A provision which lays down a general principle, such as those found in Article II of the
1987 Constitution, is usually not self-executing. But a provision which is complete in itself and
becomes operative without the aid of supplementary or enabling legislation, or that which
supplies sufficient rule by means of which the right it grants may be enjoyed or protected, is
self-executing. Thus a constitutional provision is self-executing if the nature and extent of the
right conferred and the liability imposed are fixed by the constitution itself, so that they can
be determined by an examination and construction of its terms, and there is no language
indicating that the subject is referred to the legislature for action. In self-executing
constitutional provisions, the legislature may still enact legislation to facilitate the exercise
of powers directly granted by the constitution, further the operation of such a provision,
prescribe a practice to be used for its enforcement, provide a convenient remedy for the
protection of the rights secured or the determination thereof, or place reasonable safeguards
around the exercise of the right. The mere fact that legislation may supplement and add to or
prescribe a penalty for the violation of a self-executing constitutional provision does not
render such a provision ineffective in the absence of such legislation. The omission from a
constitution of any express provision for a remedy for enforcing a right or liability is not
necessarily an indication that it was not intended to be self-executing. The rule is that a selfexecuting provision of the constitution does not necessarily exhaust legislative power on the
subject, but any legislation must be in harmony with the constitution, further the exercise of
constitutional right and make it more available. Subsequent legislation however does not
necessarily mean that the subject constitutional provision is not, by itself, fully enforceable.

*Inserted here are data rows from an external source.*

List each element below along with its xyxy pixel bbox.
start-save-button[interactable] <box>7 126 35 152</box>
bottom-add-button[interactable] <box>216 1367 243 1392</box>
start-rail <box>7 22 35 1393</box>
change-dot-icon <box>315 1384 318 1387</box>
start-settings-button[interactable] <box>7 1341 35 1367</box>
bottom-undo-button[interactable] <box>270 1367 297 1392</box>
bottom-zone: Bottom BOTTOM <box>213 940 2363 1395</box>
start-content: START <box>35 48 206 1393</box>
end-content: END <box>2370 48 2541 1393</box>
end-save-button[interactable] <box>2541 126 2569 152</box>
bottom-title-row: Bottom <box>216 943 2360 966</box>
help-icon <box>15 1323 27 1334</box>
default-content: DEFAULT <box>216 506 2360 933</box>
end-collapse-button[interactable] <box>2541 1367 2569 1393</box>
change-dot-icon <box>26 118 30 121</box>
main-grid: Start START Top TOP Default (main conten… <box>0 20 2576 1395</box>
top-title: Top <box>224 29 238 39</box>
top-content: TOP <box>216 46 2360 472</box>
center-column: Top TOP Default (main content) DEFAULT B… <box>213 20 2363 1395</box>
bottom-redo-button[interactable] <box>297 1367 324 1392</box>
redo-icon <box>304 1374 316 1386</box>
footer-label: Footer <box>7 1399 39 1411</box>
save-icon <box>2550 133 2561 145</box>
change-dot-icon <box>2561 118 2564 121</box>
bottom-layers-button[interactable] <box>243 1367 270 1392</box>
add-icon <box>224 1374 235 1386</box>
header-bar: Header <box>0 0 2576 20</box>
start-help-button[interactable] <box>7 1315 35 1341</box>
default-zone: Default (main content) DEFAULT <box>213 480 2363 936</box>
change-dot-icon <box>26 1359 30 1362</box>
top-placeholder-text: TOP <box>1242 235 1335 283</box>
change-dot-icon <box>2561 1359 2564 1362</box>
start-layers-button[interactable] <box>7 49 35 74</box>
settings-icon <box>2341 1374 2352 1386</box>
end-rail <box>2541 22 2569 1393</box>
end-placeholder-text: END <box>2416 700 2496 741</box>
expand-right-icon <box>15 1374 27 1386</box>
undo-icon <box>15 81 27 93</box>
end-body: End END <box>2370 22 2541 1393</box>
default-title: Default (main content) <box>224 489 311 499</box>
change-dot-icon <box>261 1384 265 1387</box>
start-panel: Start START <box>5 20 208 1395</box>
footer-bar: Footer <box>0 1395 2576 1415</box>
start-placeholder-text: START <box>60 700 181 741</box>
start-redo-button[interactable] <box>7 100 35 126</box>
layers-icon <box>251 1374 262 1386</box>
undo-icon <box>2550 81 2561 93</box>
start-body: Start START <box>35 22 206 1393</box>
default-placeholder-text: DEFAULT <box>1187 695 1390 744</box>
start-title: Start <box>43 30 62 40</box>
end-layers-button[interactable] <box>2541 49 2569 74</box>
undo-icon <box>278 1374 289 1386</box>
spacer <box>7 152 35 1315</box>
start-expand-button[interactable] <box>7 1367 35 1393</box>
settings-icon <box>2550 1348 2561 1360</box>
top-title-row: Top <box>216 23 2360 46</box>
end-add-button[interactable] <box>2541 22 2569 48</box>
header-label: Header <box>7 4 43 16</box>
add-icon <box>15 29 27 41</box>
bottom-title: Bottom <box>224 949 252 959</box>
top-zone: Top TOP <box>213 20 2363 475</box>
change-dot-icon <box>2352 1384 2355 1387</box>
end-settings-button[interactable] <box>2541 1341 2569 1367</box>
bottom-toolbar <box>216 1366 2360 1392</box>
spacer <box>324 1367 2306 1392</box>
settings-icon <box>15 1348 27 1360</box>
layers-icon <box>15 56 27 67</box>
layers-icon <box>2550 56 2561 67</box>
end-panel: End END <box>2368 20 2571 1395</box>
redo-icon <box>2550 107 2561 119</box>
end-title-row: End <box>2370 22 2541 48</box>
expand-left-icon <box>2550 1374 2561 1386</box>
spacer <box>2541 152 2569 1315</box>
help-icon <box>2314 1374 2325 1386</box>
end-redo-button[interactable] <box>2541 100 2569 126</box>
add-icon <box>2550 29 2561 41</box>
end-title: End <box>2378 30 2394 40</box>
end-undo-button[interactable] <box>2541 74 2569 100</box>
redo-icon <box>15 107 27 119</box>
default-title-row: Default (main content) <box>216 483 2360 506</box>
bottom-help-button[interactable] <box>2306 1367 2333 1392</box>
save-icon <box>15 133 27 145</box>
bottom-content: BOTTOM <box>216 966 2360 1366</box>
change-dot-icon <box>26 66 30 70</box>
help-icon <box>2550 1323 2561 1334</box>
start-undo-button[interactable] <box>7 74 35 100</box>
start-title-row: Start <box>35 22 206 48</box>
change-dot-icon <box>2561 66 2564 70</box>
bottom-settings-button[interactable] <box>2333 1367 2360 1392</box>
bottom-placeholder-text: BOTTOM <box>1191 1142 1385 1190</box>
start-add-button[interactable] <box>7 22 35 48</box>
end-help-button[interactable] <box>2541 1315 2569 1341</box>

As against constitutions of the past, modern constitutions have been generally drafted upon a
different principle and have often become in effect extensive codes of laws intended to
operate directly upon the people in a manner similar to that of statutory enactments, and the
function of constitutional conventions has evolved into one more like that of a legislative
body. Hence, unless it is expressly provided that a legislative act is necessary to enforce a
constitutional mandate, the presumption now is that all provisions of the constitution are
self-executing. If the constitutional provisions are treated as requiring legislation instead of
self-executing, the legislature would have the power to ignore and practically nullify the
mandate of the fundamental law. In fine, Section 10, second paragraph, Art. XII of the 1987
Constitution is a mandatory, positive command which is complete in itself and which needs no
further guidelines or implementing laws or rules for its enforcement. From its very words the
provision does not require any legislation to put it in operation.